Los problemas de la cinta son de “narratividad” fílmica. La historia se centra en el joven transformista, y en el período que transcurre después de la golpiza que sufre a manos de unos conocidos y amigos, para luego perderse, extraviarse, y difuminarse igual que sus señas más elementales, tal como ocurre durante la primera mitad del largometraje. Y Juan, el progenitor ausente, de repente irrumpe con la fuerza dramática de un protagonista. Nacen personajes venidos de la nada, sin explicación aparente, y que tras unos minutos, se esconden en la noche, como aparecieron. Un ejemplo: la doctora encarnada por una radiante Antonia Zegers.
El guión evidencia flaquezas, y el montaje hace lo que puede. Después del clímax argumental (la brutal masacre a Pablo), inserto en la medianía de la cinta, el rol de Sergio Hernández termina por consumir los restos afectivos, financieros y sociales de una situación límite, para una familia fracturada, mesocrática y monoparental. Lo que hasta ese punto era una precaria penetración psicológica en los caracteres de los miembros del elenco, ahora, ese factor dramático pasa a representar el desborde de un hombre mayor, atormentado por las deudas, y la nula preocupación que demostraba por su único hijo. Nostalgia, culpas, resignación mortal.
Un relato trunco en su consumación literaria, más no audiovisual, insisto.
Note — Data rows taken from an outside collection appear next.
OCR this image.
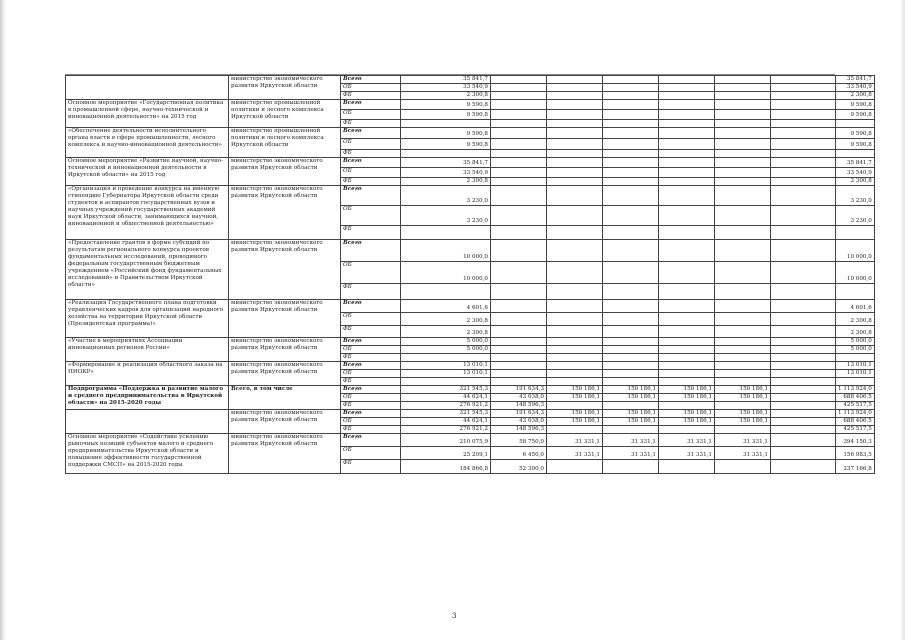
	министерство экономического развития Иркутской области	Всего	35 841,7							35 841,7
		ОБ	33 540,9							33 540,9
		ФБ	2 300,8							2 300,8
Основное мероприятие «Государственная политика в промышленной сфере, научно-технической и инновационной деятельности» на 2015 год	министерство промышленной политики и лесного комплекса Иркутской области	Всего	9 590,8							9 590,8
		ОБ	9 590,8							9 590,8
		ФБ								
«Обеспечение деятельности исполнительного органа власти в сфере промышленности, лесного комплекса и научно-инновационной деятельности»	министерство промышленной политики и лесного комплекса Иркутской области	Всего	9 590,8							9 590,8
		ОБ	9 590,8							9 590,8
		ФБ								
Основное мероприятие «Развитие научной, научно-технической и инновационной деятельности в Иркутской области» на 2015 год	министерство экономического развития Иркутской области	Всего	35 841,7							35 841,7
		ОБ	33 540,9							33 540,9
		ФБ	2 300,8							2 300,8
«Организация и проведение конкурса на именную стипендию Губернатора Иркутской области среди студентов и аспирантов государственных вузов и научных учреждений государственных академий наук Иркутской области, занимающихся научной, инновационной и общественной деятельностью»	министерство экономического развития Иркутской области	Всего	3 230,0							3 230,0
		ОБ	3 230,0							3 230,0
		ФБ								
«Предоставление грантов в форме субсидий по результатам регионального конкурса проектов фундаментальных исследований, проводимого федеральным государственным бюджетным учреждением «Российский фонд фундаментальных исследований» и Правительством Иркутской области»	министерство экономического развития Иркутской области	Всего	10 000,0							10 000,0
		ОБ	10 000,0							10 000,0
		ФБ								
«Реализация Государственного плана подготовки управленческих кадров для организаций народного хозяйства на территории Иркутской области (Президентская программа)»	министерство экономического развития Иркутской области	Всего	4 601,6							4 601,6
		ОБ	2 300,8							2 300,8
		ФБ	2 300,8							2 300,8
«Участие в мероприятиях Ассоциации инновационных регионов России»	министерство экономического развития Иркутской области	Всего	5 000,0							5 000,0
		ОБ	5 000,0							5 000,0
		ФБ								
«Формирование и реализация областного заказа на НИОКР»	министерство экономического развития Иркутской области	Всего	13 010,1							13 010,1
		ОБ	13 010,1							13 010,1
		ФБ								
Подпрограмма «Поддержка и развитие малого и среднего предпринимательства в Иркутской области» на 2015-2020 годы	Всего, в том числе	Всего	321 545,3	191 634,3	150 186,1	150 186,1	150 186,1	150 186,1		1 113 924,0
		ОБ	44 624,1	43 038,0	150 186,1	150 186,1	150 186,1	150 186,1		688 406,5
		ФБ	276 921,2	148 596,3						425 517,5
	министерство экономического развития Иркутской области	Всего	321 545,3	191 634,3	150 186,1	150 186,1	150 186,1	150 186,1		1 113 924,0
		ОБ	44 624,1	43 038,0	150 186,1	150 186,1	150 186,1	150 186,1		688 406,5
		ФБ	276 921,2	148 596,3						425 517,5
Основное мероприятие «Содействие усилению рыночных позиций субъектов малого и среднего предпринимательства Иркутской области и повышение эффективности государственной поддержки СМСП» на 2015-2020 годы	министерство экономического развития Иркутской области	Всего	210 075,9	58 750,0	31 331,1	31 331,1	31 331,1	31 331,1		394 150,3
		ОБ	25 209,1	6 450,0	31 331,1	31 331,1	31 331,1	31 331,1		156 983,5
		ФБ	184 866,8	52 300,0						237 166,8
3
Las “tomas” siguen, continúan, estrechas, audaces, con el cielo fragmentado sobre la cordillera que titila próxima y abundante, desmesurada. Pero el relato ya se ha tornado monótono, y languidece, cuando todavía falta cerca de media hora, para su conclusión y final cronológico. El libreto es irregular, y corre por veredas opuestas a la valía netamente cinematográfica y estricta de la obra.
Aun así, el texto se atreve con tópicos “pesados”, densos, valientes. El desamor, la soledad “perra”, el abandono rodeado y en agrupación con otros seres. La cámara navega bajo las corrientes de esa carga emotiva, dialoga con aquellos sentimientos. Los convierte en imágenes tristes, frías, como las bajas temperaturas del norte de Santiago, ese sector ubicado al lado del río Mapocho, y de los cerros pelados y sin verde, sin forestación. Pablo recibe besos, energías, barbarie y traiciones. Una patada baja, en el corazón, cuando sólo pedía ayuda. Su orfandad, finalmente, protagoniza Nunca vas a estar solo.
El lente cumple una gran función: estamos todos solos, y a veces podemos ayudarnos, lo exhibe, se cuestiona. Y Anwandter, es cierto, talento como cineasta, tiene. Se necesita mucho más, sin embargo. A un buen guión, jamás se debe renunciar. Pese a que se perfilen planos bellísimos, intuitivos y notables. Como la fotografía de esos amaneceres, que muestran una capital metropolitana donde hasta un amor proscrito es posible de realizarse, más allá de las caricias brindadas, apuradas contra las paredes, y los abrazos a hurtadillas, pasión a escondidas, cerca de las canchas de tierra, de los edificios sin terminar, de las plazas y parques desprovistos de los ornamentos esenciales que las definen en su condición urbana.
Un ojo recordable. Una ficción inverosímil (el caso Zamudio, que removió el acontecer nacional hace cuatro años), revestida, debido a la firma de Anwandter, en un cuento de sueños frustrados, amores improbables, paternidad fracasada, redención social inadmisible. Santiago despierta y se acuesta. La música del compositor y director, empujan al elenco. Hay substancia temática, no obstante, carece de fuerza artística en ese argumento desolado.